Do you think your horse always has to be shod? Well, OK, a few might. But the majority of horses will benefit from a rest period without shoes. Horse Journal’s editors explain why it’s a good thing to do and how to let your horse go barefoot and avoid any side effects of removing horse shoes.
It used to be common practice to remove your horse’s shoes once his workload decreased, such as the end of show season or the onset of snow, but letting your barefoot horses aren’t happening as often as they should.
The immediate obvious plus is cost savings. Even if you invest in a pair of boots for the horse, you’ll still save money. And most horses don’t need boots when barefoot. For those who do, you’ll recover the cost of the boots over four shoeings, and the boots should last for years.
Going barefoot is beneficial to the horse’s hoof. Long-term shoeing can lead to thin walls, narrow contracted feet and atrophy of the frog. Horses with imperfect conformation or with soundness issues will be free to move and wear their feet in the way that is most comfortable and natural for them, which can help the farrier in the future.
When properly trimmed for being barefoot, the changes in the hoof can be rapid. It’s especially obvious at the heels, where frogs bulk up and the heels spread. This provides the natural, stable, shock-absorbing platform for landing that the hoof is meant to have.
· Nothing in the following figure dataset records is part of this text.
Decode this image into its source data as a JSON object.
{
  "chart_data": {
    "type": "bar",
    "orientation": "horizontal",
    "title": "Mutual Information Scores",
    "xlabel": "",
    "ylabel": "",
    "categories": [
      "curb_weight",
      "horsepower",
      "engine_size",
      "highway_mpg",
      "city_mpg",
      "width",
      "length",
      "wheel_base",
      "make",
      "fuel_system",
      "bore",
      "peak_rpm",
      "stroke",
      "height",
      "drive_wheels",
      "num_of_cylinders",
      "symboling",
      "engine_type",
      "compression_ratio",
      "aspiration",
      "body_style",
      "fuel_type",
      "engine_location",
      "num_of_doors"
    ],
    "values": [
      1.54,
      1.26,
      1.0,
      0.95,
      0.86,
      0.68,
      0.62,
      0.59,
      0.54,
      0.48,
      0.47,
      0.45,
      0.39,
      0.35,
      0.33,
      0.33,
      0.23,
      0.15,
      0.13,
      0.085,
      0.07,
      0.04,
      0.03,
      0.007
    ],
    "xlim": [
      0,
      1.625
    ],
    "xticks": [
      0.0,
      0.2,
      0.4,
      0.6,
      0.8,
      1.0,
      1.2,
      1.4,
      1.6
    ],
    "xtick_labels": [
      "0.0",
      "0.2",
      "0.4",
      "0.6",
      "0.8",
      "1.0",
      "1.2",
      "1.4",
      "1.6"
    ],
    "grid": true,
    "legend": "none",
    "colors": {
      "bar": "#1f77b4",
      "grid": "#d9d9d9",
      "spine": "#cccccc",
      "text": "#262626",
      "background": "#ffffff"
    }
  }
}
Some people are concerned the horse will be sore without shoes. This may be the case, especially in horses that haven’t been out of shoes for a prolonged period. The reason is that the normal protective layers of a deep, thick sole, strong digital cushion and healthy frog are not there. These horses usually do fine in boots for the worst ground conditions until their feet can adapt. You can also use Venice turpentine on the bottom of their soles to help toughen them up.
Chipping and cracking is another concern, but this may be eliminated by a correct trim and proper nutrition. Horses with these problems when shod actually benefit by being barefoot and growing out nail holes.
Tips for making the transition as smooth as possible:
- Trim heels down to close to the live sole plane, so that the frogs contact with the ground.
- Make sure the bars are not higher than the hoof wall.
- Do not over trim the sole prior to going barefoot.
- Be sure the toe is not too long.
- Put a nice bevel/rounding on the toe between 2 o’clock and 10 o’clock on the sole surface. Also bevel any areas that are prone to chipping or cracking.
Some people blame the lack of shoes for an abscess appearing shortly after they’re barefoot. It’s understandable, but abscesses can linger when hoof-wall expansion is restricted by shoes. When the shoes are removed, the hoof can expand naturally and the abscess can find its way out of the tissue. With a proper trim and plenty of movement, hoof quality and soundness should improve.